Yes, the glare on the road is ice...

The town of Eureka has a population of approx 800. Elevation is 6430.
The very cute lady in the gas station/store tells us temperatures are usually at least 10 degrees cooler at all times during the year than the other towns in the area. They have some shops there that one of these days I need to take the time to look at. As we rode thru Saturday I noticed a new gun store...
Eureka was part of the "Tintic Mining District" and was known for silver and gold mines.
Lots of old historic buildings there as well; under the canopy is the Porter Rockwell cabin. Porter Rockwell was known as Joseph Smith's bodyguard.

Town hall.
Quaint old church, I didn't check what denomination it was.

We continue to ride south on US highway 6 until we turn west on SR 174 which takes us past the Intermountian Power Plant. The IPP went into operation in 1986 and serves about 36 communities including some in California and Nevada. That tall stack is 701 feet tall.

Views of IPP as we approach.

And as we are riding away from it.

We covered lots of dirt roads to get to the Topaz Camp. They were temptingly smooth, long, and sparsly populated; but we obeyed all speed limits. Sort of...

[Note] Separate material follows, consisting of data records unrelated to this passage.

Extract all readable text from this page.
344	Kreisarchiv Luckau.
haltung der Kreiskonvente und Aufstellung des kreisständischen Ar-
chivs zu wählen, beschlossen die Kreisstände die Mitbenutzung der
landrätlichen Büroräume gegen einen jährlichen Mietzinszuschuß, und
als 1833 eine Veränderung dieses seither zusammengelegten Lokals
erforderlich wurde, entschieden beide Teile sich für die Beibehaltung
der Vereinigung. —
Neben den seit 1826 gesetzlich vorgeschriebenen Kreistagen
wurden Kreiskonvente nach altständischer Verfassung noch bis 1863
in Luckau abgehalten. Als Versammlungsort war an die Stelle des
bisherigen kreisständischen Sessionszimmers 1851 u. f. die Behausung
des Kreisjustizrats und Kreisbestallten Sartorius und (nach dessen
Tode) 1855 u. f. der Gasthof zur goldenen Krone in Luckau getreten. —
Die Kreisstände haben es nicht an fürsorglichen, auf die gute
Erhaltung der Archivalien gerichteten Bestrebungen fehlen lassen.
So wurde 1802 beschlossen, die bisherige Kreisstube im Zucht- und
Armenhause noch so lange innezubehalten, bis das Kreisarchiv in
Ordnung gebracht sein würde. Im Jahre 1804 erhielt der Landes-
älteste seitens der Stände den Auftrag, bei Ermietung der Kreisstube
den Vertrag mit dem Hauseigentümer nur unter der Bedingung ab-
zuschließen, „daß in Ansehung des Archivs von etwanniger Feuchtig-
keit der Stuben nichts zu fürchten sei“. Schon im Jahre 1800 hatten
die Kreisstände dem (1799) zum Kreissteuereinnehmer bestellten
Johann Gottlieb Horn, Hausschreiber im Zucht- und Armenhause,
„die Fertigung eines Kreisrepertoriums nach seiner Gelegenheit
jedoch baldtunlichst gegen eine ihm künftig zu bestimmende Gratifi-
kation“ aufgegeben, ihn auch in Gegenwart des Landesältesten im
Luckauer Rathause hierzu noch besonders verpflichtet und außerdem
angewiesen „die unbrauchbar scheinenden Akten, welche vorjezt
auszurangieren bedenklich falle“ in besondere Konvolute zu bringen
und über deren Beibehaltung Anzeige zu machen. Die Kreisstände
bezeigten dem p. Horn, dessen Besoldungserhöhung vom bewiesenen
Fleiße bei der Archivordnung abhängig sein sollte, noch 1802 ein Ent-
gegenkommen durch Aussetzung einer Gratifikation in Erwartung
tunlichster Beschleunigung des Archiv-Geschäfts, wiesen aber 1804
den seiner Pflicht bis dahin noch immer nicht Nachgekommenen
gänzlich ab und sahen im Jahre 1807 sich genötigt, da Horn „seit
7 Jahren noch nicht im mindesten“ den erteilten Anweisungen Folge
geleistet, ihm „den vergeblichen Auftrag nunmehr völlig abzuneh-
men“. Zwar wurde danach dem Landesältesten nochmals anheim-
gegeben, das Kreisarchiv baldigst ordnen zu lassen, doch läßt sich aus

The Topaz Internment camp. The newer white signs are apparently an Eagle Scout Project and were placed recently.

Will the Thrill.
We couldn't figure out what the structures in the background were for.

Closer looks.

Lots of artifacts laying around.

Topaz consisted of 42 gridded blocks surrounded by barbed wire, and guards.
Someone's residence. They seemed to be the local experts on Topaz, and had a lot of info spread around their home; but we didn't see any live bodies while we were there.
The "American" flag is not an official one, note the insert in the center of the flag. However I feel it still should be treated with proper respect; it's not the flag that committed the atrocities of Executive Order #9066

Replicas of camp buildings I think...

Sense of humor... :)

There was a large mailbox near the "sentry" that has pamphlets in it that detailed a lot of information about life at the camp.

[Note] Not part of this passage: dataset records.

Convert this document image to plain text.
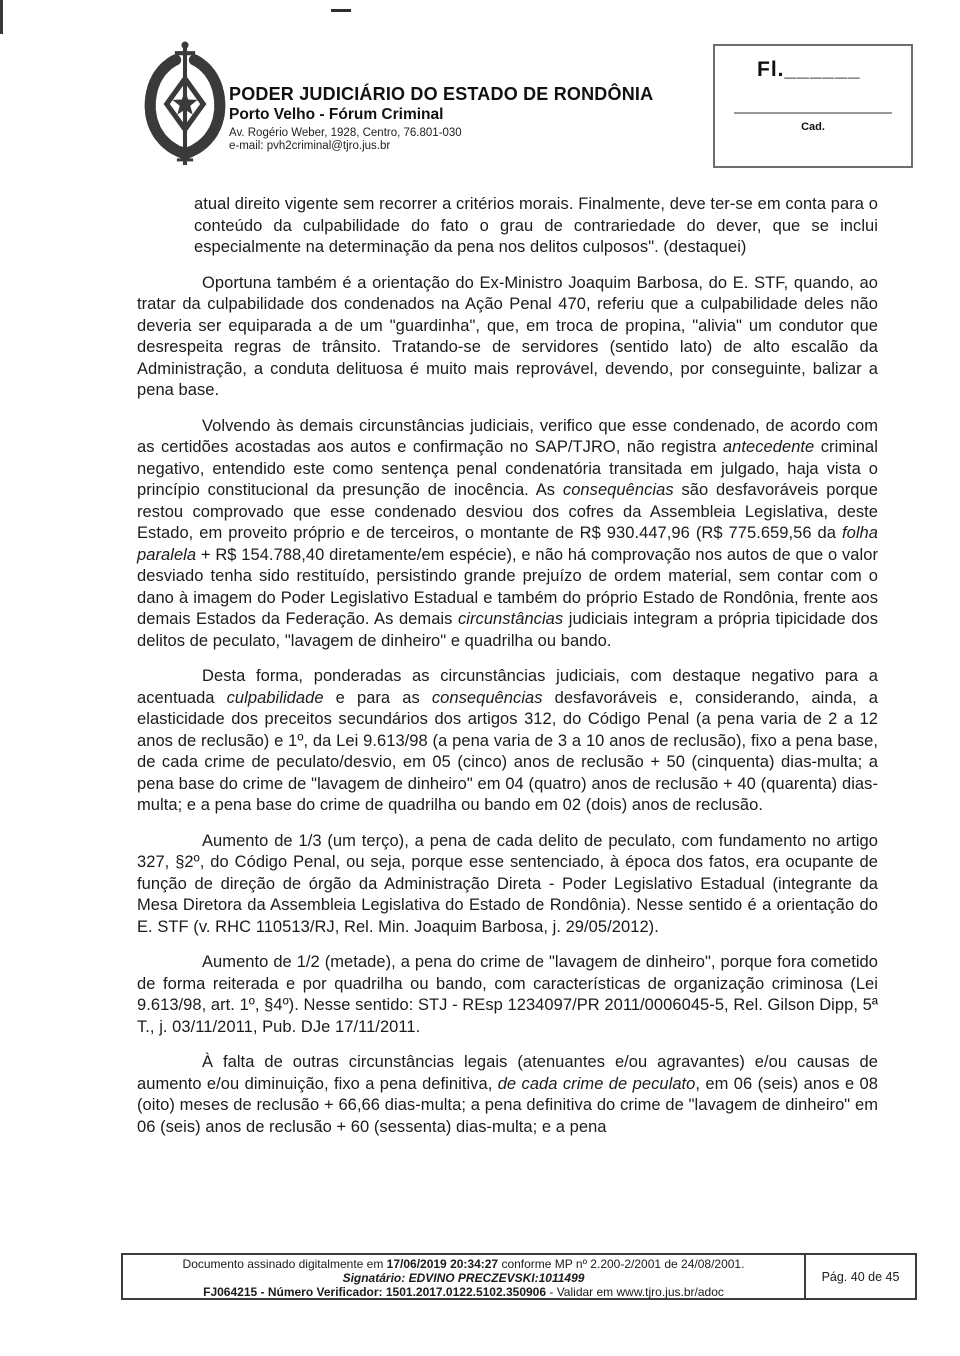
PODER JUDICIÁRIO DO ESTADO DE RONDÔNIA
Porto Velho - Fórum Criminal
Av. Rogério Weber, 1928, Centro, 76.801-030
e-mail: pvh2criminal@tjro.jus.br
Fl.______
Cad.

atual direito vigente sem recorrer a critérios morais. Finalmente, deve ter-se em conta para o conteúdo da culpabilidade do fato o grau de contrariedade do dever, que se inclui especialmente na determinação da pena nos delitos culposos". (destaquei)

Oportuna também é a orientação do Ex-Ministro Joaquim Barbosa, do E. STF, quando, ao tratar da culpabilidade dos condenados na Ação Penal 470, referiu que a culpabilidade deles não deveria ser equiparada a de um "guardinha", que, em troca de propina, "alivia" um condutor que desrespeita regras de trânsito. Tratando-se de servidores (sentido lato) de alto escalão da Administração, a conduta delituosa é muito mais reprovável, devendo, por conseguinte, balizar a pena base.

Volvendo às demais circunstâncias judiciais, verifico que esse condenado, de acordo com as certidões acostadas aos autos e confirmação no SAP/TJRO, não registra antecedente criminal negativo, entendido este como sentença penal condenatória transitada em julgado, haja vista o princípio constitucional da presunção de inocência. As consequências são desfavoráveis porque restou comprovado que esse condenado desviou dos cofres da Assembleia Legislativa, deste Estado, em proveito próprio e de terceiros, o montante de R$ 930.447,96 (R$ 775.659,56 da folha paralela + R$ 154.788,40 diretamente/em espécie), e não há comprovação nos autos de que o valor desviado tenha sido restituído, persistindo grande prejuízo de ordem material, sem contar com o dano à imagem do Poder Legislativo Estadual e também do próprio Estado de Rondônia, frente aos demais Estados da Federação. As demais circunstâncias judiciais integram a própria tipicidade dos delitos de peculato, "lavagem de dinheiro" e quadrilha ou bando.

Desta forma, ponderadas as circunstâncias judiciais, com destaque negativo para a acentuada culpabilidade e para as consequências desfavoráveis e, considerando, ainda, a elasticidade dos preceitos secundários dos artigos 312, do Código Penal (a pena varia de 2 a 12 anos de reclusão) e 1º, da Lei 9.613/98 (a pena varia de 3 a 10 anos de reclusão), fixo a pena base, de cada crime de peculato/desvio, em 05 (cinco) anos de reclusão + 50 (cinquenta) dias-multa; a pena base do crime de "lavagem de dinheiro" em 04 (quatro) anos de reclusão + 40 (quarenta) dias-multa; e a pena base do crime de quadrilha ou bando em 02 (dois) anos de reclusão.

Aumento de 1/3 (um terço), a pena de cada delito de peculato, com fundamento no artigo 327, §2º, do Código Penal, ou seja, porque esse sentenciado, à época dos fatos, era ocupante de função de direção de órgão da Administração Direta - Poder Legislativo Estadual (integrante da Mesa Diretora da Assembleia Legislativa do Estado de Rondônia). Nesse sentido é a orientação do E. STF (v. RHC 110513/RJ, Rel. Min. Joaquim Barbosa, j. 29/05/2012).

Aumento de 1/2 (metade), a pena do crime de "lavagem de dinheiro", porque fora cometido de forma reiterada e por quadrilha ou bando, com características de organização criminosa (Lei 9.613/98, art. 1º, §4º). Nesse sentido: STJ - REsp 1234097/PR 2011/0006045-5, Rel. Gilson Dipp, 5ª T., j. 03/11/2011, Pub. DJe 17/11/2011.

À falta de outras circunstâncias legais (atenuantes e/ou agravantes) e/ou causas de aumento e/ou diminuição, fixo a pena definitiva, de cada crime de peculato, em 06 (seis) anos e 08 (oito) meses de reclusão + 66,66 dias-multa; a pena definitiva do crime de "lavagem de dinheiro" em 06 (seis) anos de reclusão + 60 (sessenta) dias-multa; e a pena

Documento assinado digitalmente em 17/06/2019 20:34:27 conforme MP nº 2.200-2/2001 de 24/08/2001.
Signatário: EDVINO PRECZEVSKI:1011499
FJ064215 - Número Verificador: 1501.2017.0122.5102.350906 - Validar em www.tjro.jus.br/adoc
Pág. 40 de 45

The official memorial...hard to find but worth the effort. It is straight west of the actual camp.

You can see the cement foundation of the hospital.

Pretty hard to imagine treating people the way our government did these innocent Asians during this era. Yes, America was outraged by the attack on Pearl Harbor, but cooler minds should have prevailed. I can only imagine the wailing and gnashing of teeth from the liberal media and handwringing dems had anyone suggested we put U.S. muslims in camps after 9-11.

Sorry for the rant. 270 miles of COLD riding and we were done. You have to take what you can get in the winter.. Thanks to Will The Thrill for prodding me out the door!